シニャックの作品のなかでは、新印象派主義のスタイルで完成させた肖像画は数点しかない。本作は、身近な家族や友人を描いたシリーズの最後の作品だ。シリーズにはほかに、ニューヨーク近代美術館に現在所蔵されている美術批評家のフェリックス・フェネオンの肖像画などもある。フェネオンと、バーサの肖像画の2枚から、シニャックという画家が色彩に関して卓越した知識をもちあわせていることが明示されている。
色彩のコントラスト
日傘をさす女性を横から眺める構図は、印象派の画家たちによってすでに描かれている。代表的な作品としてオルセー美術館所蔵のクロード・モネによる《戸外の人物習作(右向きの日傘の女)》と《戸外の人物習作(左向きの日傘の女)》の2枚がある。

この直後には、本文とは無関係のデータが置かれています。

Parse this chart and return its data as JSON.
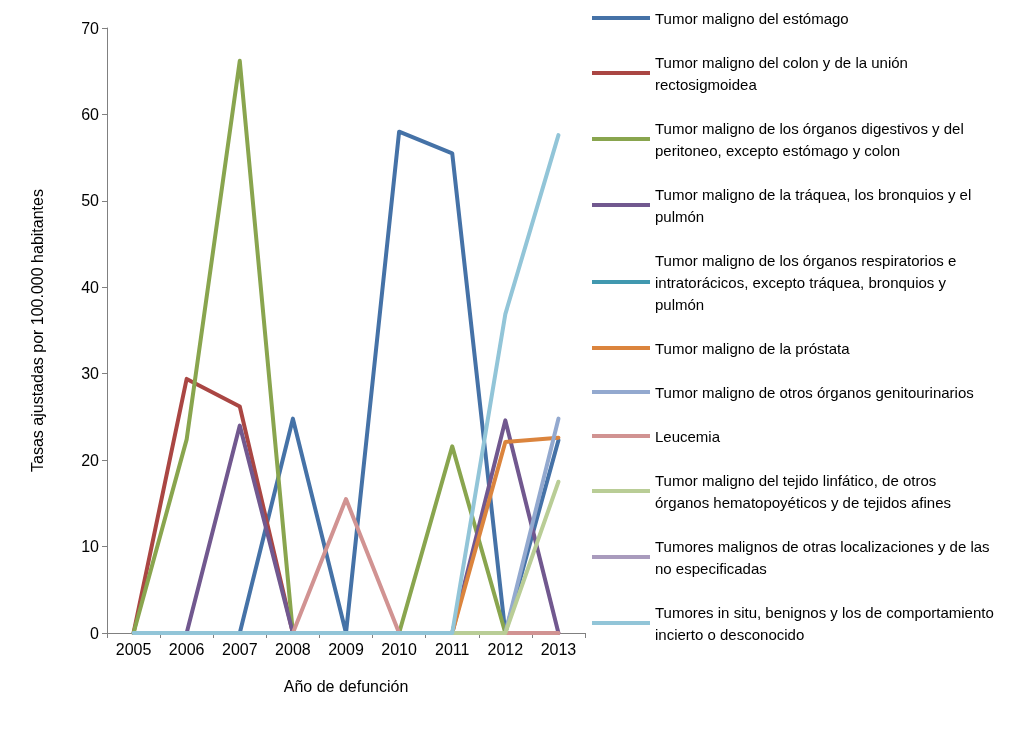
{
  "chart_data": {
    "type": "line",
    "xlabel": "Año de defunción",
    "ylabel": "Tasas ajustadas por 100.000 habitantes",
    "categories": [
      "2005",
      "2006",
      "2007",
      "2008",
      "2009",
      "2010",
      "2011",
      "2012",
      "2013"
    ],
    "ylim": [
      0,
      70
    ],
    "yticks": [
      0,
      10,
      20,
      30,
      40,
      50,
      60,
      70
    ],
    "grid": false,
    "legend": "right",
    "marker": "none",
    "line_style": "solid",
    "series": [
      {
        "name": "Tumor maligno del estómago",
        "color": "#4572a7",
        "values": [
          null,
          null,
          0,
          24.8,
          0,
          58,
          55.5,
          0,
          22.3
        ]
      },
      {
        "name": "Tumor maligno del colon y de la unión rectosigmoidea",
        "color": "#aa4643",
        "values": [
          0,
          29.4,
          26.2,
          0,
          null,
          null,
          null,
          null,
          null
        ]
      },
      {
        "name": "Tumor maligno de los órganos digestivos y del peritoneo, excepto estómago y colon",
        "color": "#89a54e",
        "values": [
          0,
          22.4,
          66.2,
          0,
          null,
          0,
          21.6,
          0,
          null
        ]
      },
      {
        "name": "Tumor maligno de la tráquea, los bronquios y el pulmón",
        "color": "#71588f",
        "values": [
          null,
          0,
          24,
          0,
          null,
          null,
          0,
          24.6,
          0
        ]
      },
      {
        "name": "Tumor maligno de los órganos respiratorios e intratorácicos, excepto tráquea, bronquios y pulmón",
        "color": "#4198af",
        "values": [
          null,
          null,
          null,
          null,
          null,
          null,
          null,
          null,
          null
        ]
      },
      {
        "name": "Tumor maligno de la próstata",
        "color": "#db843d",
        "values": [
          null,
          null,
          null,
          null,
          null,
          null,
          0,
          22.1,
          22.6
        ]
      },
      {
        "name": "Tumor maligno de otros órganos genitourinarios",
        "color": "#93a9cf",
        "values": [
          null,
          null,
          null,
          null,
          null,
          null,
          null,
          0,
          24.8
        ]
      },
      {
        "name": "Leucemia",
        "color": "#d19392",
        "values": [
          null,
          null,
          null,
          0,
          15.5,
          0,
          null,
          0,
          0
        ]
      },
      {
        "name": "Tumor maligno del tejido linfático, de otros órganos hematopoyéticos y de tejidos afines",
        "color": "#b9cd96",
        "values": [
          null,
          null,
          null,
          null,
          null,
          null,
          0,
          0,
          17.5
        ]
      },
      {
        "name": "Tumores malignos de otras localizaciones y de las no especificadas",
        "color": "#a99bbd",
        "values": [
          null,
          null,
          null,
          null,
          null,
          null,
          null,
          null,
          null
        ]
      },
      {
        "name": "Tumores in situ, benignos y los de comportamiento incierto o desconocido",
        "color": "#92c5d8",
        "values": [
          0,
          0,
          0,
          0,
          0,
          0,
          0,
          36.9,
          57.6
        ]
      }
    ]
  }
}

しかしながら、印象派のテーマをとりあげてはいるものの、スタイルとしては、完全に新印象主義の手法で描いている。本作は、グリーンとオレンジ、赤とイエローパープルといった強烈なコントラストをなしている。モデルは、明るいオレンジ色の日傘を持って、右の方向を向いている。顔は日傘からの筆耕で反射しているが、残りの身体の部分は、全体的に青紫の光を浴びている。また、平面作品で奥行きを感じさせない。これは同時代の多くの画家の心を捉えた浮世絵の影響だと思われる。